Architectural description

The Theatre was designed by Oscar Kaufmann between 1954 and 1960. Oscar Kaufmann (1873-1956) was an architect of Hungarian origins, who worked in Germany, studied architecture in Karlsruhe and also worked in Berlin as an interior designer. In 1906 he planned his first theatre, the Hebbel Theatre, which according to German architect literature surpassed the works of the elder German theatre architects; therefore he was named as “modern theatre specialist”. After the World War I he planned further five theatres in Berlin; the theatres with one-storey balcony were named after him as “Kaufmann-type” theatre.

The four-storey facade retracted from the street line is connected arched at side corners to the frame running around the main façade. On the ground floor from the retracted façade emerges the facade plane on three levels above.

The openings of the balcony on the fourth floor lay on this closing edge. Above the opening the emerged part of the building is held by steel pillars decorated with stylized capitals. The façade is articulated with five vertical opening divisions.

On the ground floor the front entrances have a five-arch closing, above which two high-level window openings can be seen, which illuminate the upstairs foyer. Each opening is decorated with statues. The main facade is closed with closing edge, the roof is covered with tin plates.

The mass of the auditorium, stage and flyloft goes back to the direction of Hársfa Street which is parallel to the Erzsébet Boulevard ; between the mass of two adjacent blocks. From the foyer we can get into the buffet situated on the first floor on wide, decorative stairs; from here we can reach the auditorium and the balconies. The auditorium has a horseshoe shape with two balconies upstairs.

 

History

The Madách Theatre was built on the plot where the Royal Revü Variety used to be, opened in 1908 and demolished in 1953. The theatre was opened on 24. March 1961 with a performance of Brecht’s The Caucasian Chalk Circle, directed by Otto Ádám, and Gábor Szinte as scenographer. The building was designed by Oszkár Kaufmann, between 1954-1960, finished by architects Pál Mináry and Ottó Fábry after the death of the designer.

The four-storey theatre palace was decorated with Chinese marble, with Venetian tiles in the foyer, French walnut covering on the stage and was furnished with comfortable velvet couches. The seat rows could be approached through a side-door at every three rows. The acoustic boxes were also made of walnut lattice.

Decorative stone work in the bar was made by Eszter Mattoni and György Hegyi’s blue mosaic was covering the wall behind the coffee counter.
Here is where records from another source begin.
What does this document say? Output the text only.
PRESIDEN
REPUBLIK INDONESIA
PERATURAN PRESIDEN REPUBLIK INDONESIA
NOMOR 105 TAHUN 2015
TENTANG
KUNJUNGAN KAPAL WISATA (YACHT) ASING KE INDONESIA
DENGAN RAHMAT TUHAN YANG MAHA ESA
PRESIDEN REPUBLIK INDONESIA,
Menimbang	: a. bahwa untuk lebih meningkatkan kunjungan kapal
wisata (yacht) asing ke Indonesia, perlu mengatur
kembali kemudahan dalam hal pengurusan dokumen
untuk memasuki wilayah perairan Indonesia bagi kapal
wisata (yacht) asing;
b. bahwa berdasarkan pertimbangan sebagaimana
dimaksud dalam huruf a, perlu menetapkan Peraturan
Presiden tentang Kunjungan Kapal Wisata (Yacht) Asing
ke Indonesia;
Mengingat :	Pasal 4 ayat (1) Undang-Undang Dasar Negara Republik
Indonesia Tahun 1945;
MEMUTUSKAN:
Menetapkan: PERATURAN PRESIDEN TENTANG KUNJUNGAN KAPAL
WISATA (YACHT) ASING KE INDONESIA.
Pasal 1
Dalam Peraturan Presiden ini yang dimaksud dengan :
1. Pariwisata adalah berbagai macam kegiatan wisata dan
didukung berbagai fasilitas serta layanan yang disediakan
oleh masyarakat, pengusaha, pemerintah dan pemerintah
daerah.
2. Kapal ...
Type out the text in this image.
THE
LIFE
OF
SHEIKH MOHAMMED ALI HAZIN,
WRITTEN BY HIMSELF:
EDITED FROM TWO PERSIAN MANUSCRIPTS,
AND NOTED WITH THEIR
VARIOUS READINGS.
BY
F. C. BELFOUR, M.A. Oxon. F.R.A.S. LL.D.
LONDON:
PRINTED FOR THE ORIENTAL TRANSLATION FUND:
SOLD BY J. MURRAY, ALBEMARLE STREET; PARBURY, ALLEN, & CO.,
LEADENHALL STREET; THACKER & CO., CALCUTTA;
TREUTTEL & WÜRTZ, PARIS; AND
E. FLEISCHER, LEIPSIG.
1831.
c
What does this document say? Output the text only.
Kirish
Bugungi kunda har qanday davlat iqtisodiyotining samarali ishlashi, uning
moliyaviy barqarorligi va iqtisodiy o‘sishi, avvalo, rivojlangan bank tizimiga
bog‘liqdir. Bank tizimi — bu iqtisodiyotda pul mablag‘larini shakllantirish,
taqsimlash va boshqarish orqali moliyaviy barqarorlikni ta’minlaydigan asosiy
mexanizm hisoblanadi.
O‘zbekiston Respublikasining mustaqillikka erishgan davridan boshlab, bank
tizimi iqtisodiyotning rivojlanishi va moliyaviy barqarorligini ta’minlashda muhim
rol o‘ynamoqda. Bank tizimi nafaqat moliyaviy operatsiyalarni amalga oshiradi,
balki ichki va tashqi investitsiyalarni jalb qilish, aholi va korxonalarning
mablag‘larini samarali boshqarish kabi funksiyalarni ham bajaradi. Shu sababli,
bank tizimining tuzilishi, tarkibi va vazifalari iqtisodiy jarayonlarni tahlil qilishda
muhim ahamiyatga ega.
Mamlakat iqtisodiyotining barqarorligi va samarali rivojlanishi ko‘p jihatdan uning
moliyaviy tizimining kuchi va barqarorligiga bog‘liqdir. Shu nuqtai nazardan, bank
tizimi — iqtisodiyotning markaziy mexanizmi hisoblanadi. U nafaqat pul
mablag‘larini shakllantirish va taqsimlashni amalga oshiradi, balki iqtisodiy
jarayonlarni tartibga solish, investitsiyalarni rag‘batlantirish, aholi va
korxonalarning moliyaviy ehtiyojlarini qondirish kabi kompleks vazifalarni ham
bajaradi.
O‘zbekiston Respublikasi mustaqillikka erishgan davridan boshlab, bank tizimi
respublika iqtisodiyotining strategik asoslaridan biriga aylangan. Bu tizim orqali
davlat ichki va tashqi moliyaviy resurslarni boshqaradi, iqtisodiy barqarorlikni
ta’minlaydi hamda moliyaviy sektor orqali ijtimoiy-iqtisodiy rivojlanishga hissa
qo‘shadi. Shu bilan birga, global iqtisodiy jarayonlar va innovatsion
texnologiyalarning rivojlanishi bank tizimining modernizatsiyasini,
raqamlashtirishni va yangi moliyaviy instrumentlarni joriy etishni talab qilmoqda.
A bust of Imre Madách, the renowned Romatic Hungarian playwright, was placed right opposite the front gate, and the name of the theatre – MADÁCH SZÍNHÁZ – was written on the façade with steel letters.

The technical refurbishment and enlargement of the theatre was carried out between 1998 – 1999 following the plans of Mária Siklós and Gábor Schinagl, responsible of the interior design. The theatre was enlarged with an area of 2339 square meters, and the total costs were of 3 126 forints.

The festive opening was on 23 October 1999, on which the most important public personalities took part, including president Árpád Göncz. The play was Imre Madách’s The tragedy of man.

The main aim of the reconstruction was to build in a turntable and to carry out the necessary extensions (total built-in area of the venue today is 13 000 square meters). The capacity of the venue is 817, and another 200 in the studio hall. There is a third room as well, the Tolnay Szalon, which can seat 100. More than 35 companies took part in the reconstruction. The interior walls were designed by stage designer Balázs Horesnyi, the stage technology and the auditorium chandelier by Béla Götz, also a set designer. The public service areas, radiating a slightly Mediterranean atmosphere, follow Dalmatian and Northern Italian models.

The theatre is mostly specialised in musical and entertainment theatre. The theatre director in 2009 is Tamás Szirtes.